Our Labyrinths

The labyrinth is an ancient tool for walking meditation and contemplation. It is a good metaphor for the complexity of being alive on earth. Unpredictable turns on the path lead us in directions we can’t anticipate. Our emotions take us to places we don’t expect. Yet, labyrinths hold us safely as we walk, leading us to the center and out again. We can’t get lost, as in a maze. Simply step onto the path and follow; feel the earth come up into your feet as you move deeper and deeper into the circle. At a pace that is just right for you, you’re free to hold an intention or hold no intention or focus your breath.

Our congregation is blessed with two beautiful labyrinths: a large canvas circuit for indoor use, and an outdoor labyrinth on the eastern edge of WBUUC property, along East Ave. There are sitting benches for rest or meditation. You are welcome to walk these at any time. To use the canvas labyrinth, contact the WBUUC office.

Our Portable Canvas Labyrinth

The Dancing Woman

The Dancing Woman labyrinth at WBUUC

The Dancing Woman labyrinth can be laid out in the sanctuary, the atrium, or the social hall. It’s used annually for our Circle of Laments service, held during the Passover/Easter season.

The Dancing Woman is an original created by labyrinth designer and historian, Lisa Gidlow Moriarty, who also helped us create our outdoor labyrinth.

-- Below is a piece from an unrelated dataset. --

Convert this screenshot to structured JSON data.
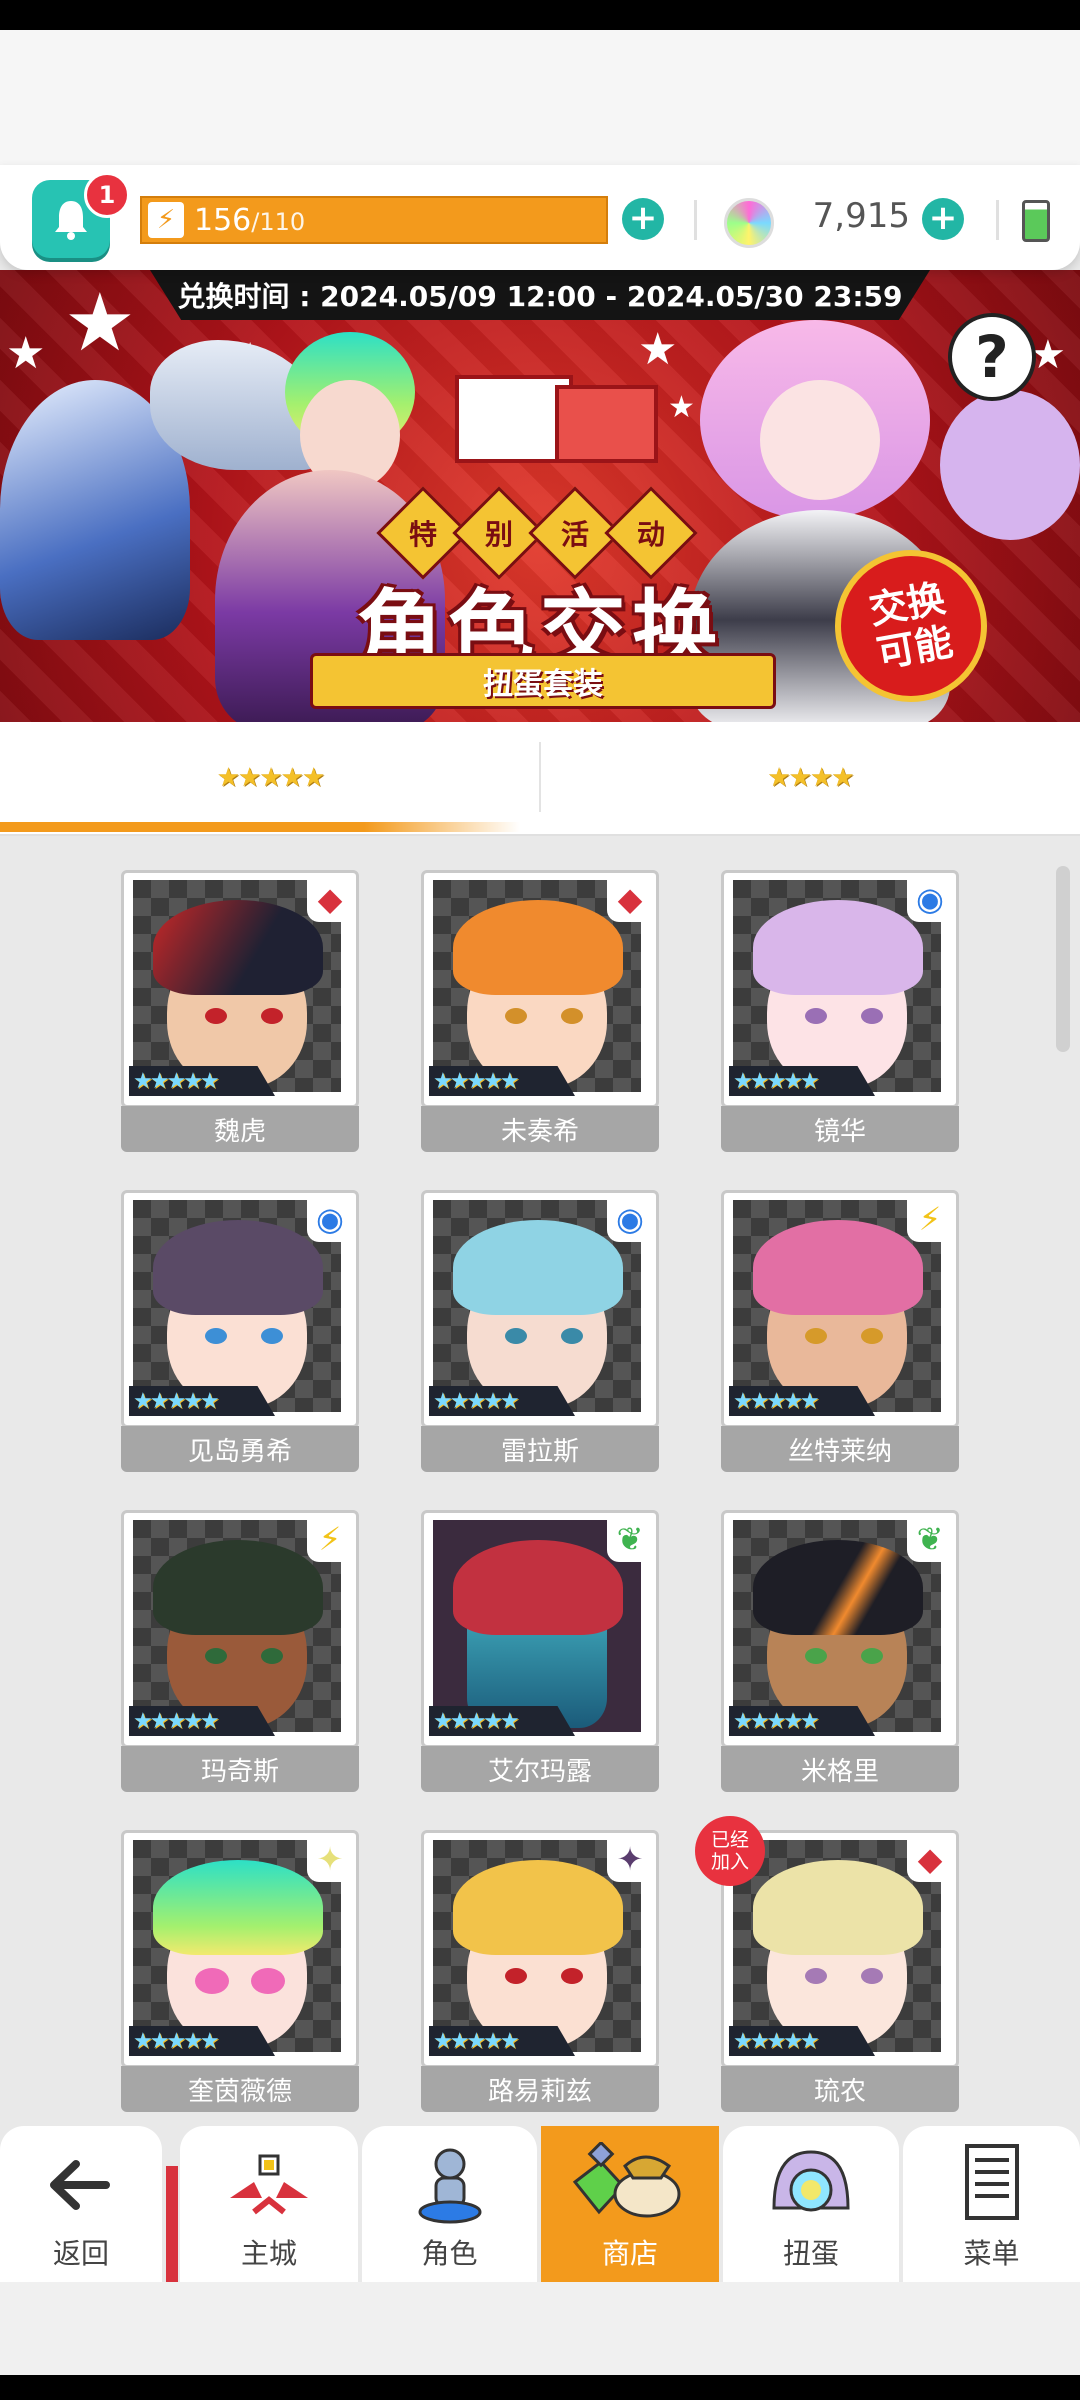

The canvas labyrinth was hand-painted by many women of White Bear UU over 10 years ago.

Our Outdoor Labyrinth


Outdoor labyrinth at WBUUC

Our outdoor labyrinth is located on the east side of our building, on the eastern edge of the woods in the corner defined by Maple Street and East Avenue. Walk from the Social Hall courtyard around the back of the building (the back of the RE classrooms) on the short path leading to the Jaques Outdoor Classroom (marked by a large fire ring).  The path continues along the edge of the marsh, curving gently to the right.  You’ll pass a fallen marten house, and then see the labyrinth, marked by a colorful flag, before you. You can also walk a shorter path down to the labyrinth from East Avenue.